The Worst Journey in the World: Antarctic 1910-1913 By Apsley Cherry-Garrard
Introduction by Paul Theroux
Foreword by Club member Kenneth Kamler, MD
The Lyons Press
ISBN 1592282121
Review by Club member Lindley Kirksey
The Worst Journey in the World, selected as Volume II in The Explorers Club Classics Series, is best enjoyed beside the fireplace with a glass of fine wine. It is considered by National Geographic Magazine to be one of the finest adventure books ever written. The Oxford educated author, Apsley Cherry-Garrard, was selected at the last minute as a member of Captain Robert Scott’s 1910 Antarctic Expedition. Scott hoped to be the first to reach the South Pole. This honor fell to Roald Amundsen on December 14, 1911, with Scott reaching the Pole a month later and perishing with four others on the return journey.
Others on the expedition were conducting scientific expeditions that Scott considered enormously important. This was the age of Darwinism, so off the author went on a harrowing expedition across the Great Ice Barrier with Birdie Bowers and Bill Wilson (both of whom would later perish with Scott) to Cape Crozier to collect Emperor penguin embryos. This dual purpose, in the mind of Cherry-Garrard, weakened Scott’s Pole attempt. Cherry-Garrard later wrote, “Antarctic exploration is seldom as hard as you imagine, seldom as bad as it sounds.

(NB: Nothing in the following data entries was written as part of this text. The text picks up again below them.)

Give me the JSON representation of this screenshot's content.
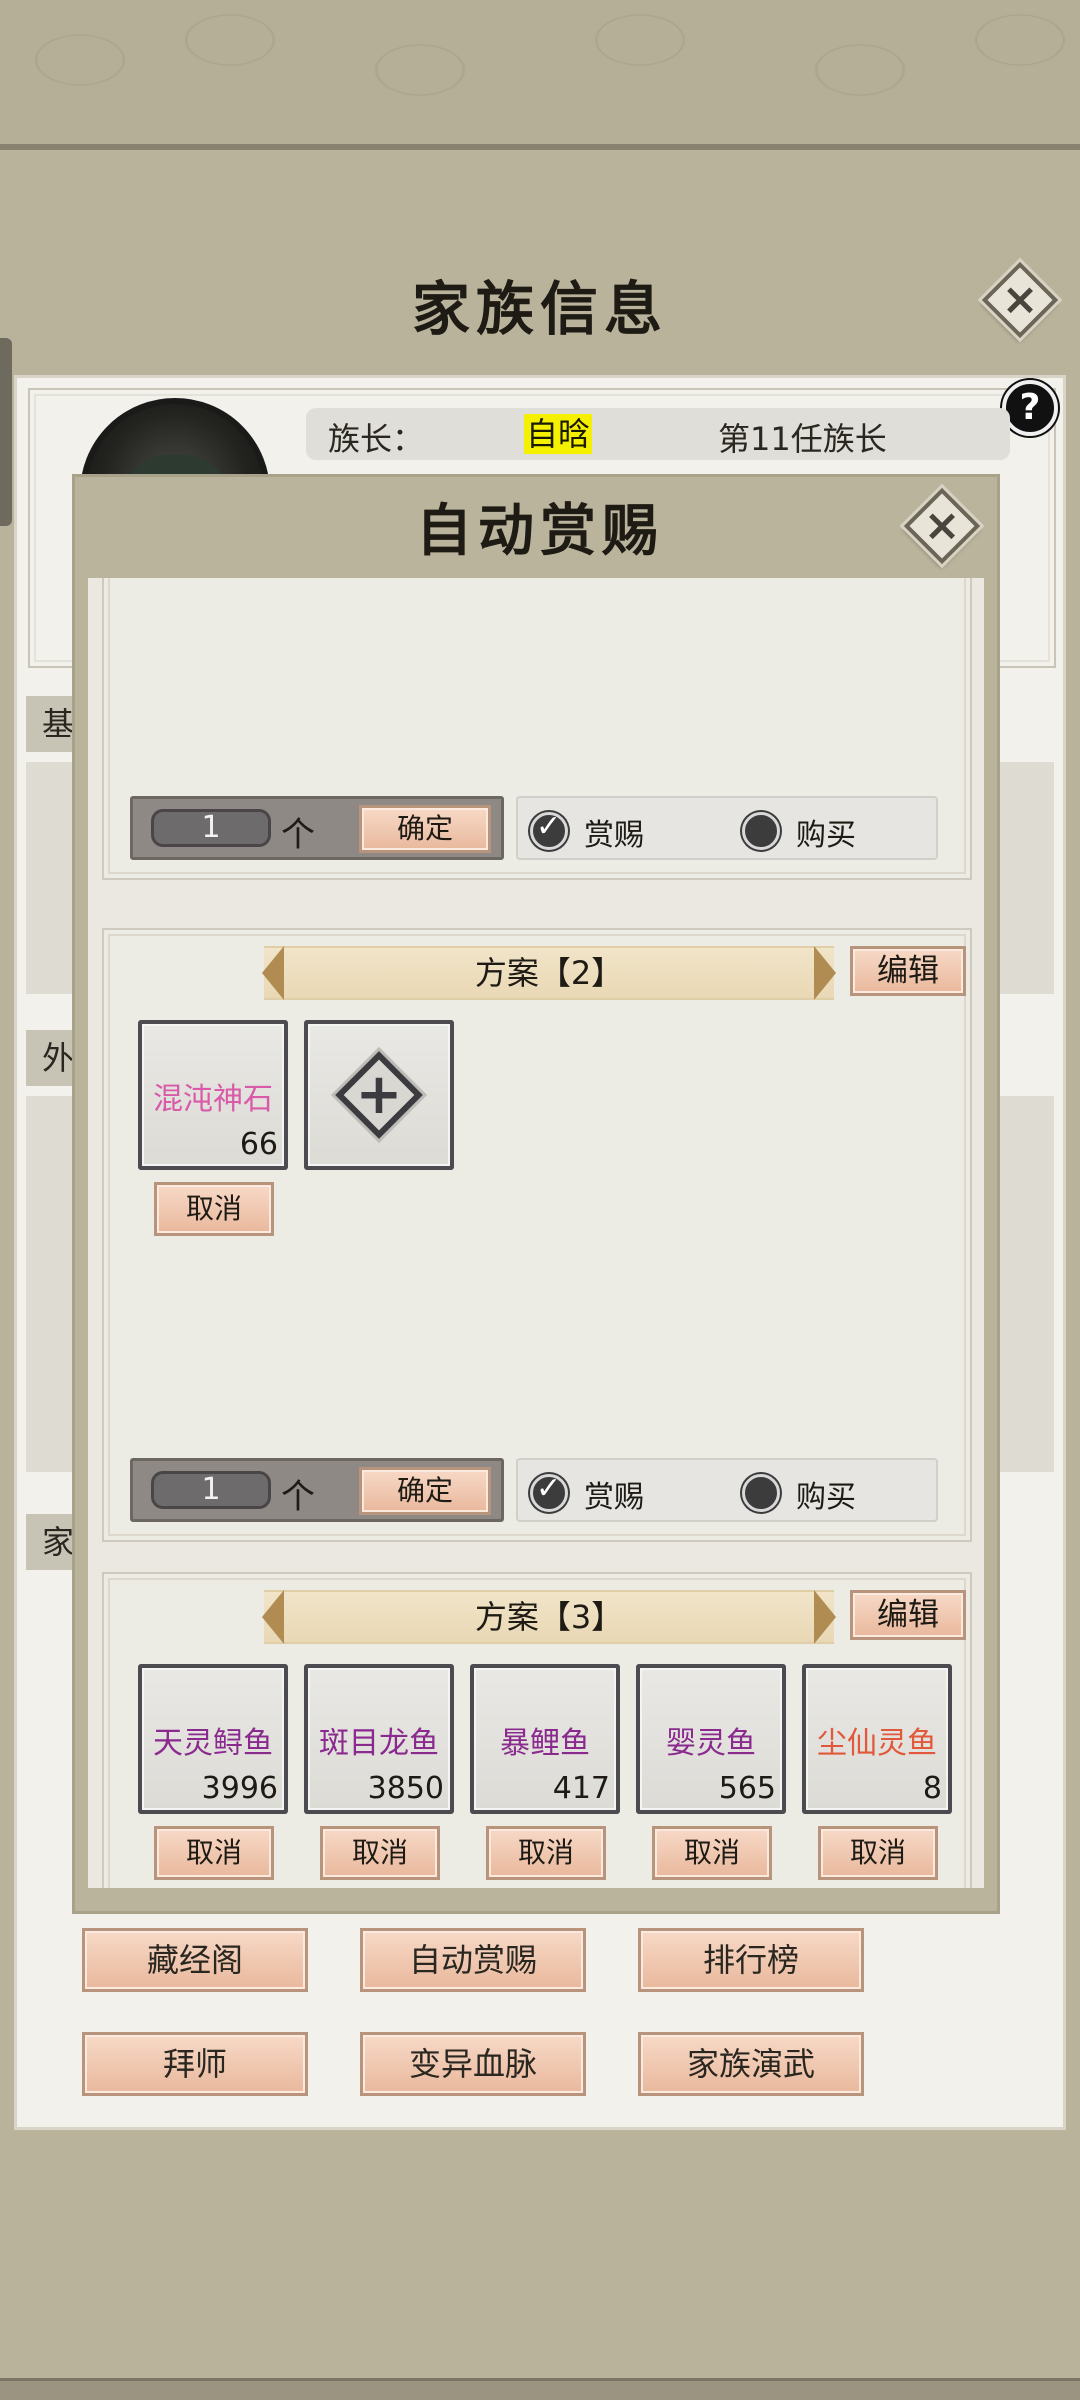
{
  "main": {
    "title": "家族信息",
    "help_label": "?",
    "leader": {
      "label": "族长：",
      "name": "自晗",
      "rank": "第11任族长"
    },
    "side_tabs": [
      "基",
      "外",
      "家"
    ],
    "buttons": [
      "藏经阁",
      "自动赏赐",
      "排行榜",
      "拜师",
      "变异血脉",
      "家族演武"
    ]
  },
  "modal": {
    "title": "自动赏赐",
    "close_icon": "×",
    "plans": [
      {
        "quantity": "1",
        "unit": "个",
        "confirm_label": "确定",
        "options": [
          {
            "label": "赏赐",
            "selected": true
          },
          {
            "label": "购买",
            "selected": false
          }
        ]
      },
      {
        "header": "方案【2】",
        "edit_label": "编辑",
        "items": [
          {
            "name": "混沌神石",
            "count": "66",
            "color": "#d95aa8"
          }
        ],
        "add_icon": "+",
        "cancel_label": "取消",
        "quantity": "1",
        "unit": "个",
        "confirm_label": "确定",
        "options": [
          {
            "label": "赏赐",
            "selected": true
          },
          {
            "label": "购买",
            "selected": false
          }
        ]
      },
      {
        "header": "方案【3】",
        "edit_label": "编辑",
        "items": [
          {
            "name": "天灵鲟鱼",
            "count": "3996",
            "color": "#8a2a8e"
          },
          {
            "name": "斑目龙鱼",
            "count": "3850",
            "color": "#8a2a8e"
          },
          {
            "name": "暴鲤鱼",
            "count": "417",
            "color": "#8a2a8e"
          },
          {
            "name": "婴灵鱼",
            "count": "565",
            "color": "#8a2a8e"
          },
          {
            "name": "尘仙灵鱼",
            "count": "8",
            "color": "#e2583a"
          }
        ],
        "cancel_label": "取消"
      }
    ]
  },
  "colors": {
    "accent_button": "#e9b89c",
    "backdrop": "#bab39c"
  }
}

But this journey beggared our languages: no words could express its horror.”
The author was to have met the Scott party returning from the Pole at One Ton Depot. He forever wondered if venturing forth from the depot, he might have found them. Cherry-Garrard speculates that extreme weather conditions, an extra man on the Pole team, and inadequate provisions for the return trip were likely reasons for the death of Scott and his team. England needed a hero in Scott, and any responsibility by Scott for his own death was not acknowledged.